The operation was performed by Dr. Neal ElAttrache in Los Angeles.

Harper is expected to return to Philadelphia’s lineup as the designated hitter by the All-Star break. He could be back in right field by the end of the season, according to the team.

The 30-year-old Harper suffered a small ulnar collateral ligament tear in his elbow in April. He last played right field at Miami on April 16. He had a platelet-rich plasma injection in May and shifted to designated hitter.

Harper met Nov. 14 with ElAttrache, who determined the tear did not heal on its own, necessitating surgery.
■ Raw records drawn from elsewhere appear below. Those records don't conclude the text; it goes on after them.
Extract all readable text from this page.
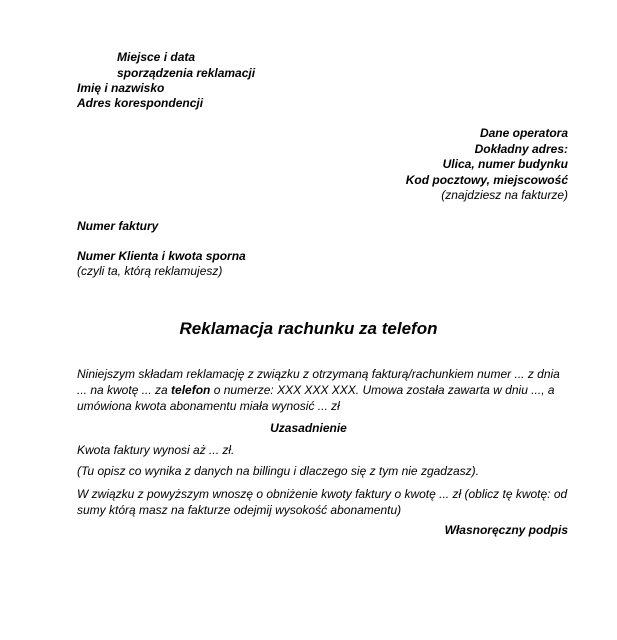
Miejsce i data
sporządzenia reklamacji
Imię i nazwisko
Adres korespondencji
Dane operatora
Dokładny adres:
Ulica, numer budynku
Kod pocztowy, miejscowość
(znajdziesz na fakturze)
Numer faktury
Numer Klienta i kwota sporna
(czyli ta, którą reklamujesz)
Reklamacja rachunku za telefon
Niniejszym składam reklamację z związku z otrzymaną fakturą/rachunkiem numer ... z dnia ... na kwotę ... za telefon o numerze: XXX XXX XXX. Umowa została zawarta w dniu ..., a umówiona kwota abonamentu miała wynosić ... zł
Uzasadnienie
Kwota faktury wynosi aż ... zł.
(Tu opisz co wynika z danych na billingu i dlaczego się z tym nie zgadzasz).
W związku z powyższym wnoszę o obniżenie kwoty faktury o kwotę ... zł (oblicz tę kwotę: od sumy którą masz na fakturze odejmij wysokość abonamentu)
Własnoręczny podpis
Even with the elbow injury, Harper led the Phillies to their first World Series since 2009, where they lost in six games to Houston. He hit .349 with six homers and 13 RBIs in 17 postseason games.

In late June, Harper suffered a broken thumb when he was hit by a pitch and was sidelined for two months. The two-time NL MVP still hit .286 with 18 homers and 65 RBIs for the season.

Harper left Washington and signed a 13-year, $330 million contract with the Phillies in 2019. A seven-time All-Star, Harper has 285 career home runs.

With Harper out, the Phillies could use Nick Castellanos and Kyle Schwarber at designated hitter. J.T. Realmuto also could serve as the DH when he needs a break from his catching duties.